Targeting Central Mechanisms of Pain to Improve Acupuncture Analgesia in a Humanized Mouse Model of Sickle Cell Disease

Background: Pain is one of the major comorbidities of sickle cell disease (SCD), which largely remains reliant on opioid use for analgesia. Side effects of opioids including, but not limited to fear of addiction, constipation, pruritus and opioid-induced hyperalgesia warrant the need for analgesic therapies devoid of side effects. Non-pharmacological strategies including acupuncture have been effective in pain treatment. A retrospective analysis (n=24 patients) showed that acupuncture reduced pain in a majority (75%) of SCD patients (Lu K et al., Clin J Pain. 2014). In a mouse model of SCD, electroacupuncture (EA) on conscious free-moving mice led to variable analgesic response ranging from high- (nociceptive threshold increase >200%), moderate- (threshold between 100~200%) to non-responders (threshold increase ≤100%) (Wang Y et al., Sci Rep. 2016). Substance P (SP), a proinflammatory vasoactive neuropeptide in the periphery and centrally and spinal activated p38 mitogen activated protein kinase (MAPK), critical mediators of chronic pain were significantly increased in sickle mice with moderate or no response to EA analgesia. Increased circulating SP has been reported in SCD patients at steady state and during chronic pain. We hypothesize that chronic pain in moderate- and non-responders is due to central sensitization mediated by SP-induced p38 MAPK phosphorylation; and that inhibiting the effect of SP and/or downstream p38 MAPK signaling would improve response to EA in moderate and non-responsive sickle mice.
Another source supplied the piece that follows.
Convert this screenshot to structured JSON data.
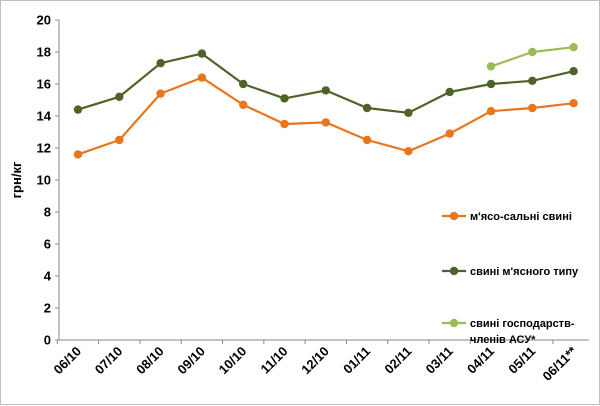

Methods: HbSS-BERK sickle mice expressing human sickle hemoglobin without any treatment and those showing moderate- (threshold between 100~200%) and no-response (threshold increase ≤100%); and HbAA-BERK control mice that express normal human hemoglobin A were used. All groups included mice of both genders at 5-7 months of age and were treated daily with 10 mg/kg, i.p. netupitant (antagonist of neurokinin 1 receptor, a receptor for SP), or SB203580, a p38MAPK inhibitor, with or without four sequential EA treatments (every 3rd day, frequency: 4 or 10 Hz, pulse width: 100 microsecond, duration: 30 min) at acupoint GB30. Hyperalgesia was evaluated daily before starting the inhibitor/EA treatment (baseline, BL) and after treatments throughout 12 days by determining the sensitivity to mechanical-, thermal- and deep tissue-stimuli using von Frey filaments, Hargreaves test, cold plate and grip force, respectively.

Results: Sickle mice showing no- or moderate responsive to EA did not demonstrate a significant effect of netupitant or SB203580 without EA on hyperalgesia. However, co-treatment with netupitant and EA reduced mechanical, thermal and deep tissue hyperalgesia through the entire treatment, reaching significance at day 9 and/or day 12. Co-treatment with netupitant enhanced analgesia of EA by significantly decreasing mechanical hyperalgesia (p<0.05 vs untreated sickle or moderate-responder + netupitant) and heat sensitivity (p<0.05 vs BL) at day 9, cold sensitivity (p<0.05 vs BL) at day 12 for both moderate- and non-responders. Deep tissue hyperalgesia for co-treated moderate-responders (p<0.05 vs BL) was significantly reduced at day 9, while the reduction observed with co-treated non-responders (p<0.05 vs BL) only reached significance on day 12. These data suggest that SP mediates sustained chronic pain in SCD, which imparts resistance to EA analgesia. Co-treatment with SB203580 and EA together decreased heat sensitivity (p<0.05 vs BL) at day 9, mechanical hyperalgesia (p<0.05 vs BL or moderate-responder + EA) and cold sensitivity (p<0.05 vs BL) at day 12 and deep tissue hyperalgesia for moderate-responders (p<0.05 vs BL) at day 9 and 12 and non-responders (p<0.05 vs BL) at day 12. Therefore, central sensitization with increased p38MAPK phosphorylation perhaps mediated by high SP levels prevents the responsiveness to EA.

Conclusion: Increased SP-induced spinal p38MAPK activation may underlie poor responsiveness to EA and perhaps other analgesic therapies in SCD. Therefore, inhibition of SP or p38 MAPK may improve analgesic outcomes with EA. Circulating SP levels may also be predictive of response to EA and/other analgesic therapies. Co-treatment strategies using acupuncture with mechanism-based targets of central sensitization may be potentially beneficial in treating pain and reducing opioid use in SCD.